# Bankrupcy and receiving money for tracker redress



## michaelg (3 Sep 2019)

Can a bankrupt keep any money they receive as a tracker redress payment or does it have to go to the OA ? Even if its a very small amount .
Thanks


----------



## Jim Stafford (11 Sep 2019)

Technically, 100% of the redress amount should go to the OA, as the "breach of contract" claim existed at the beginning of the bankruptcy.

 in respect of Compensation, the OA has adopted a ​_"fair​_" approach and allocated 70% towards the "Personal Injury" component. Personal Injury proceeds belong to the bankrupt and not the OA.

 if the breach of contract was the major contributory cause to a person's bankruptcy, then the compensation should reflect that. If the bank was your sole creditor, the big question then is why did you go bankrupt and not do a PIA?  if your PIP advised you (and if he was correct in his advice!) that a PIA was unsustainable, then I could not see how you would be entitled to additional compensation.​
Jim Stafford


----------



## zxcvbnm (20 Sep 2019)

As some additional info on this, my sister went bankrupt and also received a very significant redress payment from AIB after sale of properties.
As Jim said, AIB were entitled to keep 30% of it, but allowed her keep it all as an act of good faith. (She was waiting for months for them to make a call on it and eventually they did). To say we were surprised is an understatement.

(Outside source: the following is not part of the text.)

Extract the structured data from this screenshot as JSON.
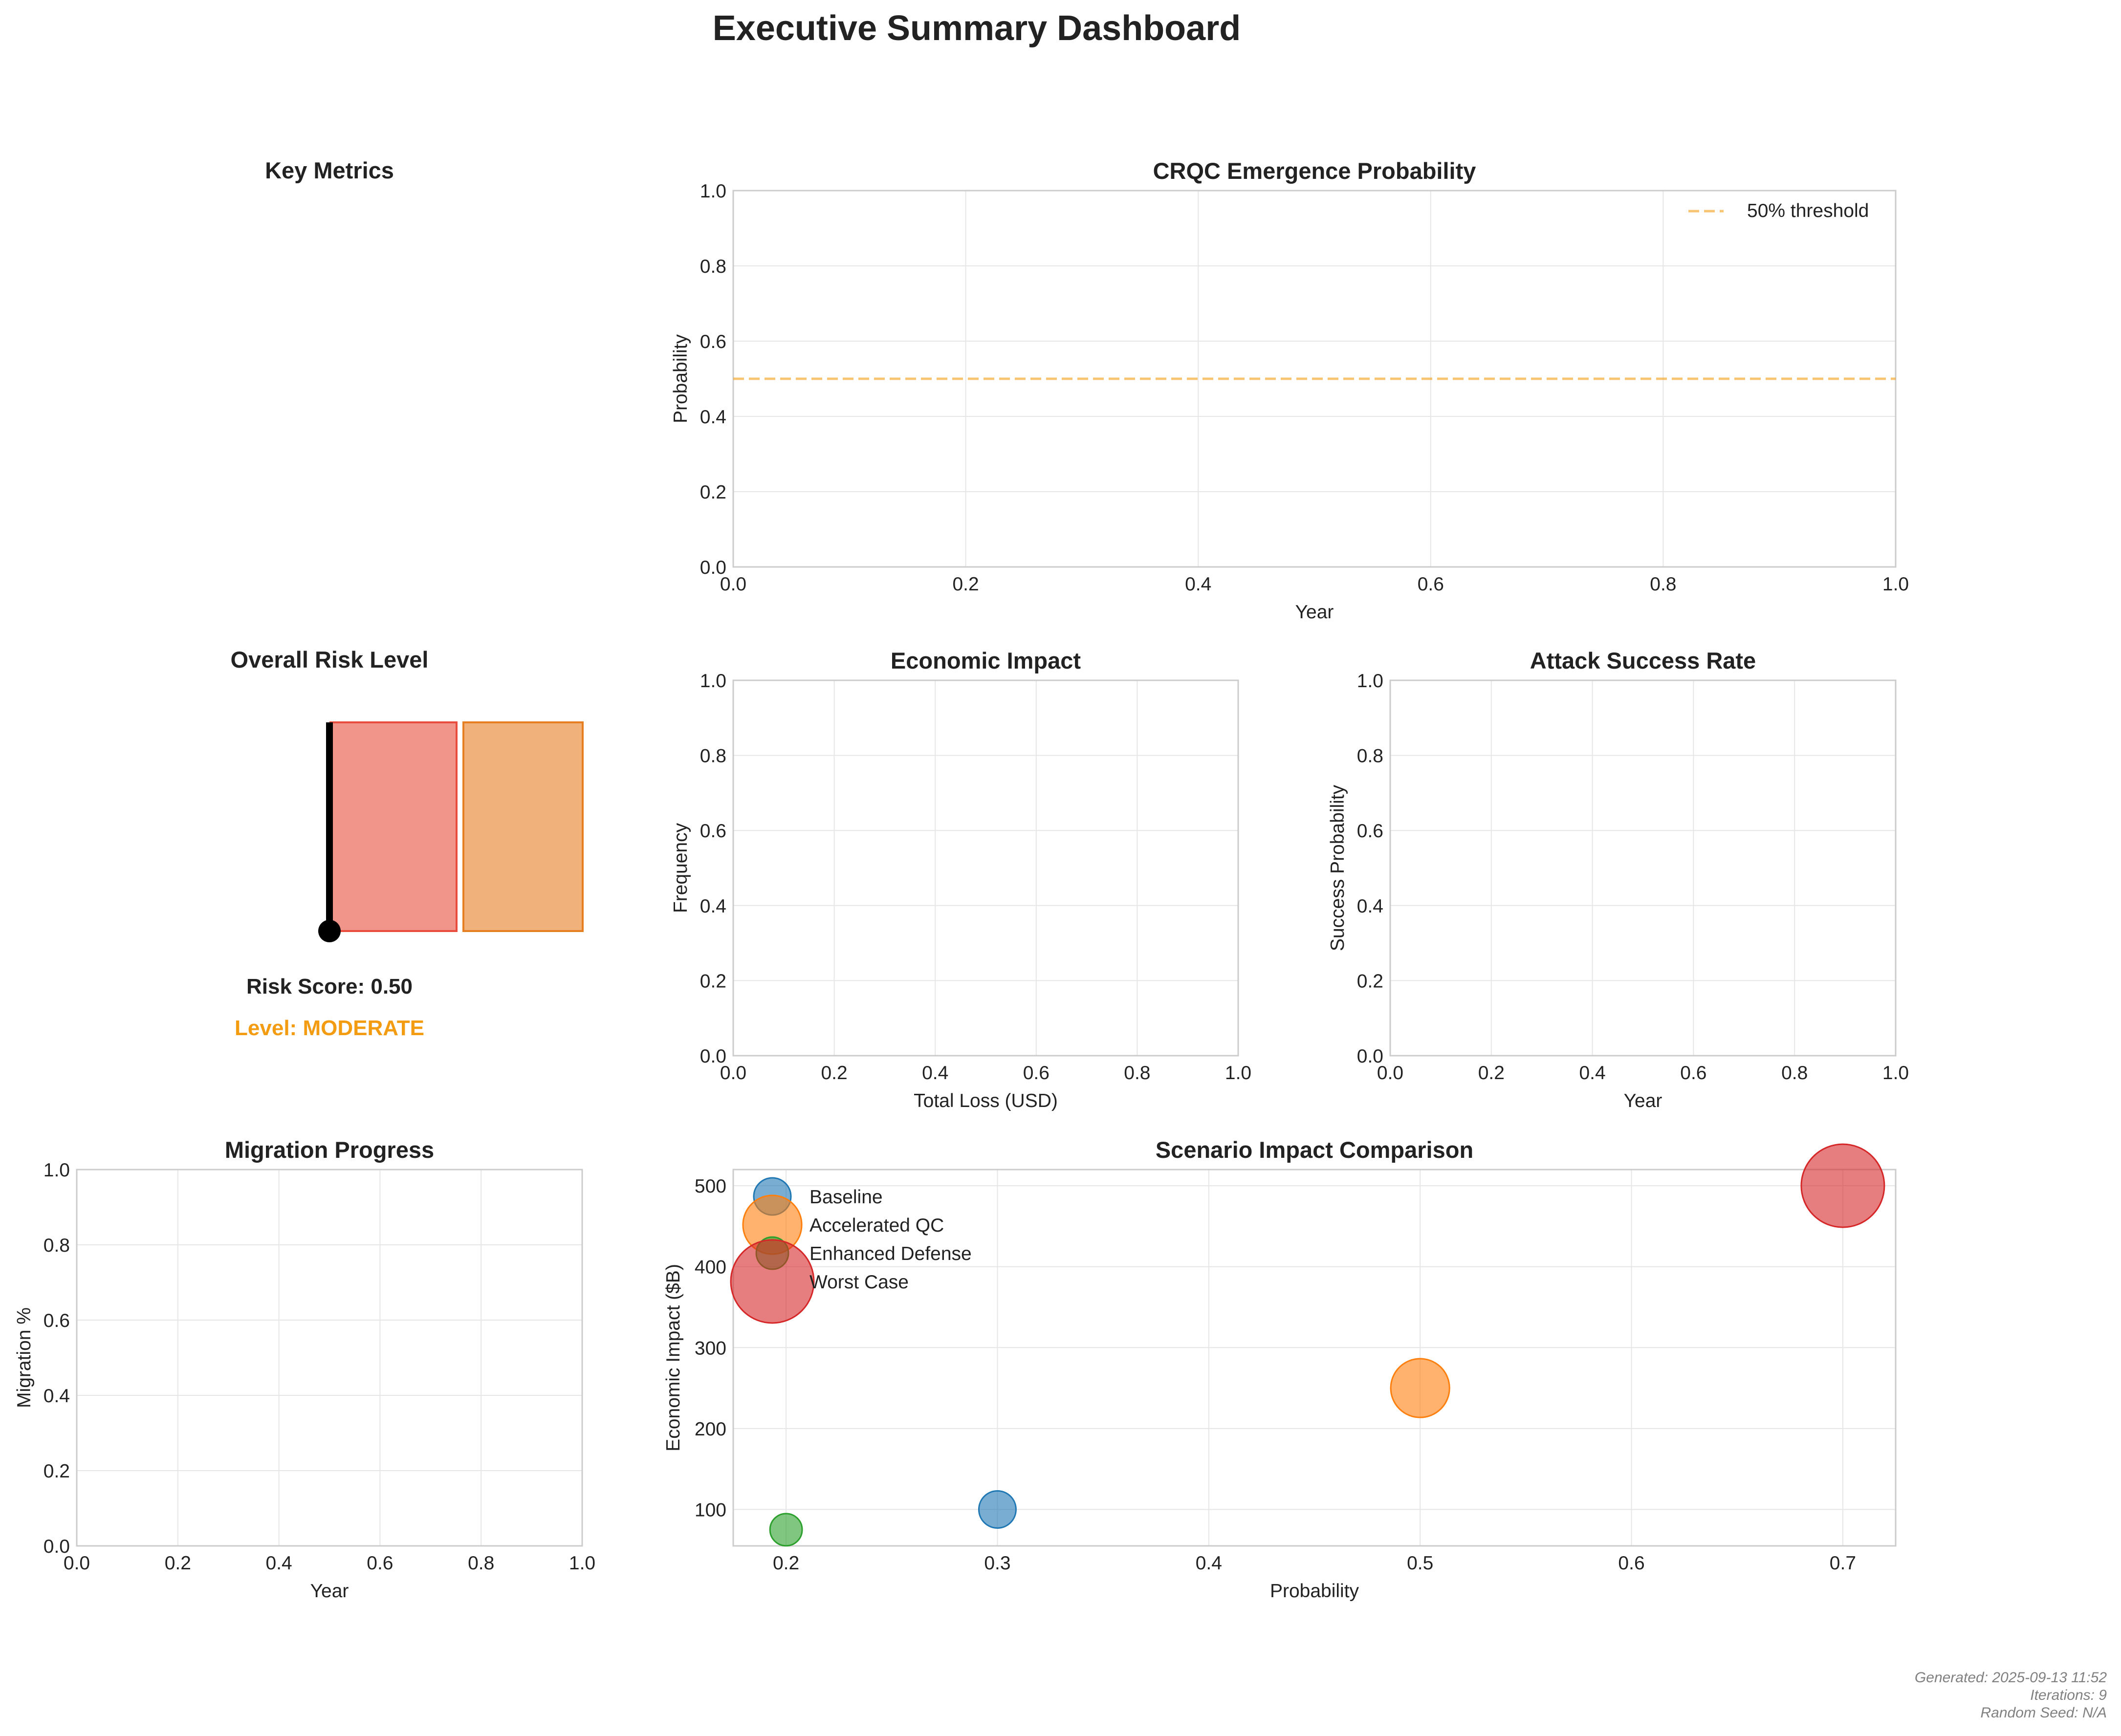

Although on reflection, I'm assuming the reasoning is they realised her bankruptcy was entirely due to her being overcharged (which was clearly the case) So it makes no sense for them to compensate her - only to receive the compensation back as part of an insolvency. That's not much of a compensation !!
So had she pursued it through the courts i really cannot see how a court would allow AIB keep any of it given the cutcumstances.


----------